I was surprised to see how immigrants were both willing to become soldiers, and how they were interested and proud in keeping their identity. It revealed how complex and everchanging our identities are, how we can inhabit multiple identities at the same time. How we all navigate at times arduous social terrains, where our main identity is not accepted, and how we manage to adjust.
Q: What myths do you hope your book will dispel or what do you hope your book will help readers unlearn?
Everyone, wherever they are in the world, long for justice. Long for being seen as a part of a community, and being treated with respect. One’s decision to enlist in the military is a personal, and complex decision, one that needs to be respected, honored, and supported by programs and policies. Especially in the case of immigrant soldiers, as they are a part of large community willing to do the hard work, possibly giving their lives to empower ours.
Q: Which part of the publishing process did you find the most interesting?
It was fascinating to see how reviewers reacted to reading the book. Their reaction said (of course) a lot about the book, but also about their scholarly views, and—more generally—where we are in the social sciences today.
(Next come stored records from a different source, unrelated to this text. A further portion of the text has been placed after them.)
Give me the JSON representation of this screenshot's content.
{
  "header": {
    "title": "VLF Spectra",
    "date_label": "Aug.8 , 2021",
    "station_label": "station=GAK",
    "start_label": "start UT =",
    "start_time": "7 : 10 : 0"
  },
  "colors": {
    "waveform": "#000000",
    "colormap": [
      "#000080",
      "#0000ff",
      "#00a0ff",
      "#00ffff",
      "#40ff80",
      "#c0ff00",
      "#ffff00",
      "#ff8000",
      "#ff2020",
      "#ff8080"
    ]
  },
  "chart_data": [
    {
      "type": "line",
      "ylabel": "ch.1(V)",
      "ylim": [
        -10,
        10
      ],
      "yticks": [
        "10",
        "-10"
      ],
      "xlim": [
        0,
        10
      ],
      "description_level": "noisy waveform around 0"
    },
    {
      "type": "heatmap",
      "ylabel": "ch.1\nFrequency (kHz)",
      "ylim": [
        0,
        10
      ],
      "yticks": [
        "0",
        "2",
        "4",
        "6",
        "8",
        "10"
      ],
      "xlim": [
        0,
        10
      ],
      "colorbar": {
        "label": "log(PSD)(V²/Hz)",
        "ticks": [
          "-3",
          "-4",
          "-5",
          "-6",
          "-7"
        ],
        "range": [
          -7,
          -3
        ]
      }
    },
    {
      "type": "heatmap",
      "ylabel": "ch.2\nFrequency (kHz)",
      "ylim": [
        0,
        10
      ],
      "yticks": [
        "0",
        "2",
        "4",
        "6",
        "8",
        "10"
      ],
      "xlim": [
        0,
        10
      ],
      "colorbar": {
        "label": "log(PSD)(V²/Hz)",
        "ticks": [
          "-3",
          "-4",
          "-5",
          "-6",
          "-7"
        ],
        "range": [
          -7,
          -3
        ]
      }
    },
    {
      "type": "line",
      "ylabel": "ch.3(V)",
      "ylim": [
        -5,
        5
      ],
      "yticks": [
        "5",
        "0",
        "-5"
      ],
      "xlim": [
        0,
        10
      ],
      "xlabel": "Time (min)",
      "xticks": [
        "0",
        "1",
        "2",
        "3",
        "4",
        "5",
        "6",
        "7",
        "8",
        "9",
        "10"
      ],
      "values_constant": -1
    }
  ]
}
I also was thrilled to find alike minds, who have been supporting a more human approach to Social Sciences, one that empowered storytelling, who understand that sciences are also changing, and who are committed to addressing issues of social justice through in-depth accounts of people’s lives.
Q: What is your advice to scholars/authors who want to take on a similar project?
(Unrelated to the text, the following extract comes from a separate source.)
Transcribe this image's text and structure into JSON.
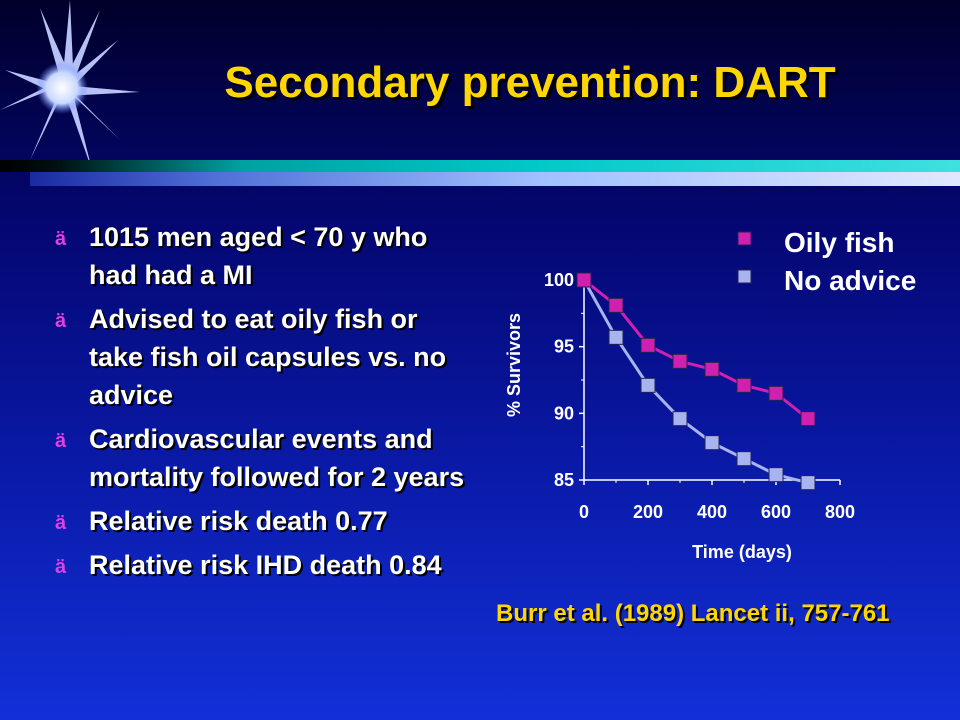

I hope more people will work on understanding migration, mobility, and movement. Our quest for justice can take numerous forms. We can work at the meta level, and on the ground. We can be activists, students, allies and scholars. And all of these at the same time. Justice for those who move around the world needs be always be on our mind. Because moving, migrating is a part of our human history, and is definitely a part of our future.
Q: What do you like to read/watch/or listen to for fun?
This is the most difficult question. I enjoy listening, watching, and reading classical murder mysteries. I love Hitchcock, Christie, and alike. And Eastern European and Indian contemporary music, literature and cinema—which is often intense, but could be fun!
Cristina-Ioana Dragomir is a clinical assistant professor in global liberal studies at New York University. She consults with the United Nations, Deutsche Gesellschaft für Internationale Zusammenarbeit (GIZ) and the International Organization for Migration. She is the author of Power on the Move: Adivasi and Roma Accessing Social Justice.